Trinta voluntárias entraram em nossa casuística, oriundas do Serviço de Cirurgia Geral e do Serviço de Ginecologia e Obstetrícia do Hospital Universitário da UFMS e de voluntárias externas ao hospital, com os dados colhidos no período de maio de 1997 a dezembro de 1998. Foram critérios de inclusão: sexo feminino, sem queixas referentes ao trato gastrintestinal baixo (cólon e reto) ou à defecação, e sem alterações ano-retais ao exame proctológico simplificado, consistindo de inspeção externa e toque retal.

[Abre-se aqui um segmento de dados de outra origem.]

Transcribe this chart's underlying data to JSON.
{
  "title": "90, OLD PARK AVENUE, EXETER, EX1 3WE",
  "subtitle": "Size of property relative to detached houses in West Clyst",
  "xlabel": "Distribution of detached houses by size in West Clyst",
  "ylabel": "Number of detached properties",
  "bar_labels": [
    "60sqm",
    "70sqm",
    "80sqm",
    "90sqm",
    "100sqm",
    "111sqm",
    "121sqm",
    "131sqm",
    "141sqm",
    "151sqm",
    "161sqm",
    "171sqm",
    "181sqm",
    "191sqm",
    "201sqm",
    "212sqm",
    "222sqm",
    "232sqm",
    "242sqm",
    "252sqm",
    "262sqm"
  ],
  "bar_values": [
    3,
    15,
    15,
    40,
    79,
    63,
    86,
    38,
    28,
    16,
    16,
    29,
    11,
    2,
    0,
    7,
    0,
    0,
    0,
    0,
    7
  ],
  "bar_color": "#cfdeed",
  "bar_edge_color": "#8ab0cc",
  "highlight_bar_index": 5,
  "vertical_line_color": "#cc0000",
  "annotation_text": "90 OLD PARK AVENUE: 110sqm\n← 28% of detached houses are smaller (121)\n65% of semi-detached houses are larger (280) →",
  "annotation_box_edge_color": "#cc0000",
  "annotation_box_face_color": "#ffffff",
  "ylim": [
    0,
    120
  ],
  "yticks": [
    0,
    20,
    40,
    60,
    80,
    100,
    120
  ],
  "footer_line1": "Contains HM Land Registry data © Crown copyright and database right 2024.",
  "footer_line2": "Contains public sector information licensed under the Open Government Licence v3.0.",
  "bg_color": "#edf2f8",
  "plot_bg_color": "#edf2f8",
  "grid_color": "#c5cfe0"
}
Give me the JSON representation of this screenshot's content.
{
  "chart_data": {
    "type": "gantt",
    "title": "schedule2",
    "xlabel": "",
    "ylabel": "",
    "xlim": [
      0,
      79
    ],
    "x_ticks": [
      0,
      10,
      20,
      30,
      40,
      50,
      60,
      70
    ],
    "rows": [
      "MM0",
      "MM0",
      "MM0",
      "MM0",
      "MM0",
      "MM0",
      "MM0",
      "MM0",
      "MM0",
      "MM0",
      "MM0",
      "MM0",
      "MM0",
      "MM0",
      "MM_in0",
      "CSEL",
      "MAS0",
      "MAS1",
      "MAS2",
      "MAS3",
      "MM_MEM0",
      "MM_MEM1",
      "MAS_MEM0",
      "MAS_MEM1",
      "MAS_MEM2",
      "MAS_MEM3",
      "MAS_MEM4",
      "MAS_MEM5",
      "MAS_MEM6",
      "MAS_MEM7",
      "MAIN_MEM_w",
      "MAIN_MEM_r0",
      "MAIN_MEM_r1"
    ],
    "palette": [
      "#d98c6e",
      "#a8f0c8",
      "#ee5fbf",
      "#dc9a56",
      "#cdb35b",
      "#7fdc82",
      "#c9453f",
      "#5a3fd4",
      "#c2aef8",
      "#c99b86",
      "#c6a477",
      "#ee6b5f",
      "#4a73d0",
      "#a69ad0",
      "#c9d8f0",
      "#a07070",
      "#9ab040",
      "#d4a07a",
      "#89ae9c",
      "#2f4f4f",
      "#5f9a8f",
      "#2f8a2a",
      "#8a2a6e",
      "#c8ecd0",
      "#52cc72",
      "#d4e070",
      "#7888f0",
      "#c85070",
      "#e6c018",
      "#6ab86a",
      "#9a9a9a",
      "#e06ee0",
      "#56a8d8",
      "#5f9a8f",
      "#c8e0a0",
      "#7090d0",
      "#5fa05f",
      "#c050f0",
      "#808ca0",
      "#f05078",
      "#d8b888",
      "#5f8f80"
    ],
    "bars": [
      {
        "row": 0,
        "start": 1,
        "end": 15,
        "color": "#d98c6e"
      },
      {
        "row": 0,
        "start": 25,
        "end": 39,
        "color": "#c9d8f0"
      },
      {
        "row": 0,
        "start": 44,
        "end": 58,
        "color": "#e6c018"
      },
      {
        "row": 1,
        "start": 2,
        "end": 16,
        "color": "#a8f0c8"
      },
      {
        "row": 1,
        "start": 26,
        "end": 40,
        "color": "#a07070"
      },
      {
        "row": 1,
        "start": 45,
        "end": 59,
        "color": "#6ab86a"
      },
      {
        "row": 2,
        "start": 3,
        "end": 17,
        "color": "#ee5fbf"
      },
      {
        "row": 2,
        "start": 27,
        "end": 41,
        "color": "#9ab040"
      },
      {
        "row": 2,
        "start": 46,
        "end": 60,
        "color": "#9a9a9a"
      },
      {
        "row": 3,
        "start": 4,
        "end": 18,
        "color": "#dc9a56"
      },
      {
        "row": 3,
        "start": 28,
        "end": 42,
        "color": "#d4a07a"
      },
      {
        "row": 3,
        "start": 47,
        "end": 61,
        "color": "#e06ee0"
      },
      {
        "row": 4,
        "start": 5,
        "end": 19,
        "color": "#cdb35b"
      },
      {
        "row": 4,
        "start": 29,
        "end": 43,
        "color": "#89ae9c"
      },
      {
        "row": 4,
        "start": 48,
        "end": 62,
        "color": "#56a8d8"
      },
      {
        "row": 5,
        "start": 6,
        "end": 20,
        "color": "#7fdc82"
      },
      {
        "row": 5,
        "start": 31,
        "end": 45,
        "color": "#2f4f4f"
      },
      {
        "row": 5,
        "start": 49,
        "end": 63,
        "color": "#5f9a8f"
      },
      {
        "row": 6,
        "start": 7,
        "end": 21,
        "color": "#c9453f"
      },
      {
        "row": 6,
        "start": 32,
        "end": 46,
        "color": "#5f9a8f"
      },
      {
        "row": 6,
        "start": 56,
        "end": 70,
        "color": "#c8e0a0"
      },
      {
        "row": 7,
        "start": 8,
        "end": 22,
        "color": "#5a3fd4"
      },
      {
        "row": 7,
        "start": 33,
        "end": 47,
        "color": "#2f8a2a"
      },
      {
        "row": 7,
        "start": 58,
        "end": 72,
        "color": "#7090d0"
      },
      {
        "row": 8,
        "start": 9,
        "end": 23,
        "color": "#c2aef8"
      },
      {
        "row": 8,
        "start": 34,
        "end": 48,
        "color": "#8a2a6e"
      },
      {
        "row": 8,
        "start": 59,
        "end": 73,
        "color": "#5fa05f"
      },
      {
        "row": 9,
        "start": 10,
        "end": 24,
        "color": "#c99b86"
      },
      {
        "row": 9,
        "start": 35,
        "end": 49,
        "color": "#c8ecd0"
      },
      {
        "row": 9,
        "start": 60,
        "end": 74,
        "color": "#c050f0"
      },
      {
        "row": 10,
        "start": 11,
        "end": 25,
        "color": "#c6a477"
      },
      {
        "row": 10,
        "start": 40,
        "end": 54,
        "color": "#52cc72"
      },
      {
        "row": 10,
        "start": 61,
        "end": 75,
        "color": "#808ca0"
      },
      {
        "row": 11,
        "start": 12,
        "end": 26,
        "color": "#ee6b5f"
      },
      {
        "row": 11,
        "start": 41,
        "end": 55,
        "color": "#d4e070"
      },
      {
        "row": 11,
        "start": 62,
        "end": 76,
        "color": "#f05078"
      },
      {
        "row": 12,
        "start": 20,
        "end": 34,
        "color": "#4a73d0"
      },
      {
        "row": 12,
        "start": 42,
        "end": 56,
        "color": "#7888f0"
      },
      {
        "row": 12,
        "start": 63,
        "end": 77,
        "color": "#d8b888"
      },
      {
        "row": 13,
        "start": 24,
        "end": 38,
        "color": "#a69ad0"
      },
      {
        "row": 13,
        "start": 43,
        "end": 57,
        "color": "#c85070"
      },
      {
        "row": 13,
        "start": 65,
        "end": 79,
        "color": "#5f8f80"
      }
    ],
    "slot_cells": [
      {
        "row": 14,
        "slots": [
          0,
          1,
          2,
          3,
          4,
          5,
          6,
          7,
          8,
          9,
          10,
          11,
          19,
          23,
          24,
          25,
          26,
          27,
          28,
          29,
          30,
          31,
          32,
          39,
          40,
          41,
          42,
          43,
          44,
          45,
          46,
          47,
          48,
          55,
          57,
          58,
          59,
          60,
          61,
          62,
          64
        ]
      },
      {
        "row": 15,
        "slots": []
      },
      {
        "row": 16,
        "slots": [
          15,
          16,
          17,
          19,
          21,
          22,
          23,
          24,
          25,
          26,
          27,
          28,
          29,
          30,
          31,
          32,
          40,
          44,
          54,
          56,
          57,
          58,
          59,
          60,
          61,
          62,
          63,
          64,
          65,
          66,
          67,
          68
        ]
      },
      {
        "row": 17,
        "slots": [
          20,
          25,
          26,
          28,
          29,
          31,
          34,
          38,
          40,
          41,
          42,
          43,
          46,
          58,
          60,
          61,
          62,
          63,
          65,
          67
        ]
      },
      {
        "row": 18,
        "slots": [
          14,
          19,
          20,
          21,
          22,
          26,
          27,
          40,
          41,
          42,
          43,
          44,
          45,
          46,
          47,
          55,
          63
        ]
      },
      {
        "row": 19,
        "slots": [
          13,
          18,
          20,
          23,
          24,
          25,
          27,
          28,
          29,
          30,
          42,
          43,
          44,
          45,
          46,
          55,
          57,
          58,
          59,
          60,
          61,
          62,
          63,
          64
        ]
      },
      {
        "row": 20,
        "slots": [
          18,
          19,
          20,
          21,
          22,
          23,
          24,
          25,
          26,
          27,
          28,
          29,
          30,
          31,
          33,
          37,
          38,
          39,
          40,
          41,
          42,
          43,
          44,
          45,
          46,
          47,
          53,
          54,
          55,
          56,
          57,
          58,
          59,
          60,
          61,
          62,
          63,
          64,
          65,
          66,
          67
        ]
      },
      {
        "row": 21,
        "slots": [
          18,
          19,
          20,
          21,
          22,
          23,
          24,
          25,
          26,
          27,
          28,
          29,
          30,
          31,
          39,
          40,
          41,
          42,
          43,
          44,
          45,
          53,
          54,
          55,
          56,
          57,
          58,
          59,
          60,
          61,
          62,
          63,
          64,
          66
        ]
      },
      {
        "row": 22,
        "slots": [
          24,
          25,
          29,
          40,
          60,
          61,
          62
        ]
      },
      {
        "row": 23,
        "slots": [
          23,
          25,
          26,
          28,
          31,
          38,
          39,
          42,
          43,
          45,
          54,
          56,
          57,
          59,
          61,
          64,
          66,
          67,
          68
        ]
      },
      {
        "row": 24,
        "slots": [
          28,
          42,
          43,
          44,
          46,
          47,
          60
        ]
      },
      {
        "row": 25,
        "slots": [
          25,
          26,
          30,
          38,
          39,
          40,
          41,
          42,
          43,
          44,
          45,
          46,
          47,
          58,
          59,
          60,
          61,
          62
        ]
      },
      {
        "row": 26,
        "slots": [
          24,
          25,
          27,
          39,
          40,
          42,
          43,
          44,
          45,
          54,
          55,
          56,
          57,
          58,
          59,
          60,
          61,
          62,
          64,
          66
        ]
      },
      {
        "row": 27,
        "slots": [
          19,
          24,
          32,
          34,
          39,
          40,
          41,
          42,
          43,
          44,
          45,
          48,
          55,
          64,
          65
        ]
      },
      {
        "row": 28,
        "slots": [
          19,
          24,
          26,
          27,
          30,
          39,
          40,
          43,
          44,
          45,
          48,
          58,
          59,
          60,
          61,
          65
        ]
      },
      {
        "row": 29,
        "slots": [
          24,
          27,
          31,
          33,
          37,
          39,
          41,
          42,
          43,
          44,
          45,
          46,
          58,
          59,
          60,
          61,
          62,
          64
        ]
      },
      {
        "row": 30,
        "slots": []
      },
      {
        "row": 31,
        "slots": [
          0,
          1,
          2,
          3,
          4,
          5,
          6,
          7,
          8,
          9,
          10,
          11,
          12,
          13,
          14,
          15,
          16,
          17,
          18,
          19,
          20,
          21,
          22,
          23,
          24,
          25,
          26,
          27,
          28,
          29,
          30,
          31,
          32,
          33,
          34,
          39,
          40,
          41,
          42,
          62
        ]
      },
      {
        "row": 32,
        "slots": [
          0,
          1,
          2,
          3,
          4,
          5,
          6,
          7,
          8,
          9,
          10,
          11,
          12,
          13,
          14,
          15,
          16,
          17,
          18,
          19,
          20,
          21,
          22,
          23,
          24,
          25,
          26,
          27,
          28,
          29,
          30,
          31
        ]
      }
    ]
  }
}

As voluntárias foram divididas em dois grupos. O primeiro grupo foi considerado o grupo controle, sendo constituído por 15 mulheres nulíparas, com somente uma mulher apresentando número de gestações igual a 1 (abortamento espontâneo na sétima semana de gestação). Neste grupo a idade variou entre 15 e 47 anos (média de idade e mediana de 27 anos). O segundo grupo foi formado por 15 mulheres multíparas apresentando número de gestações (G) > 2 (variação: G2 a G11; média de 3,5) e número de partos (P) > 2 (variação: P2 a P11; média de 3,5). Neste grupo a idade variou entre 25 e 55 anos (média de idade de 35 anos e mediana de 37 anos).

Uma mistura de sulfato de bário com purê de batatas, na proporção de 1 ml:1 g e homogeneizada em liquidificador, foi introduzida no reto (80 ml), seguindo método semelhante ao descrito por Yeong(8). As radiografias foram realizadas em aparelho telecomandado. O assento sanitário utilizado em nossa pesquisa obedeceu aos requisitos descritos por Somers(9): ser radiotransparente, resistente e ter um desenho que permita a obtenção de projeções laterais e frontais. Utilizamos assento de plástico(10,11), com pequena câmara pneumática preenchida com água interposta entre a paciente e a base do assento(12–15). Foi utilizada uma mesa de madeira como base para que houvesse uma boa exposição do reto.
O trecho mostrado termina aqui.